Luke Davico

Personal information
- Born: 16 May 1973 (age 53) Gosford, New South Wales, Australia

Playing information
- Height: 1.86 m (6 ft 1 in)
- Weight: 109 kg (17 st 2 lb)
- Position: Prop
Club
| Years | Team | Pld | T | G | FG | P |
| 1994–04 | Canberra Raiders | 176 | 16 | 0 | 0 | 66 |
| 2006–07 | Newcastle Knights | 18 | 2 | 0 | 0 | 8 |
|  | Total | 194 | 18 | 0 | 0 | 74 |
- Source:

= Luke Davico =

Australian rugby league footballer

Luke Davico (born 16 May 1973) is an Australian former professional rugby league footballer of Italian descent. He previously played for the Canberra Raiders (where he was named the club's rookie of the year in 1995) and the Newcastle Knights.

==Background==
Davico was born in Gosford, New South Wales.

==Playing career==
Davico made his first-grade debut two days before his 21st birthday in round ten of the 1994 season. He started from the bench in a match against the St. George Dragons.

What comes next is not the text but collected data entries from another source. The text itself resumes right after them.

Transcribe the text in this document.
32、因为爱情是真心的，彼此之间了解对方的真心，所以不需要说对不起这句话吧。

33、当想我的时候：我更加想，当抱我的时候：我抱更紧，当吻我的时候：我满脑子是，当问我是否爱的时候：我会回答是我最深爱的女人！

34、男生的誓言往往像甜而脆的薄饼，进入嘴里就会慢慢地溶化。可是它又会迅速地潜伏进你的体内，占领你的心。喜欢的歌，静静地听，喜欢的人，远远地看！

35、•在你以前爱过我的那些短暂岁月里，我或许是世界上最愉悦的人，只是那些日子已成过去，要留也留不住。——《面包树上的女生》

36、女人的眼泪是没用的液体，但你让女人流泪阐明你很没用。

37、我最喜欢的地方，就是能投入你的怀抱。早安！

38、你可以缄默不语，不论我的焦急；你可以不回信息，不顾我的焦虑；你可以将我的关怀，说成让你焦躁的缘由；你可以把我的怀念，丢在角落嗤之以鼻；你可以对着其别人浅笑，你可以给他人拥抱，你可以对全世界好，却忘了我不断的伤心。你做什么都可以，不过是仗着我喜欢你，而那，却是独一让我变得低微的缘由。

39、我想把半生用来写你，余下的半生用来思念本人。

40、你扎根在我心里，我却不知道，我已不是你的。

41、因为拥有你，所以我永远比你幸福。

After eleven seasons with the Canberra Raiders, Davico signed a contract with English Super League club, Wigan Warriors. A torn pectoral muscle during a match in August, 2004, prematurely ended his time with the Canberra club. Davico then re-injured the muscle five minutes into a pre-season match for Wigan in January, 2005.

Davico returned to Australia without having played a first-grade game for Wigan. In 2006, Davico signed a two-year contract with the Newcastle Knights. Following seventeen appearances from the bench in 2006 and only one in 2007, Davico retired mid-season.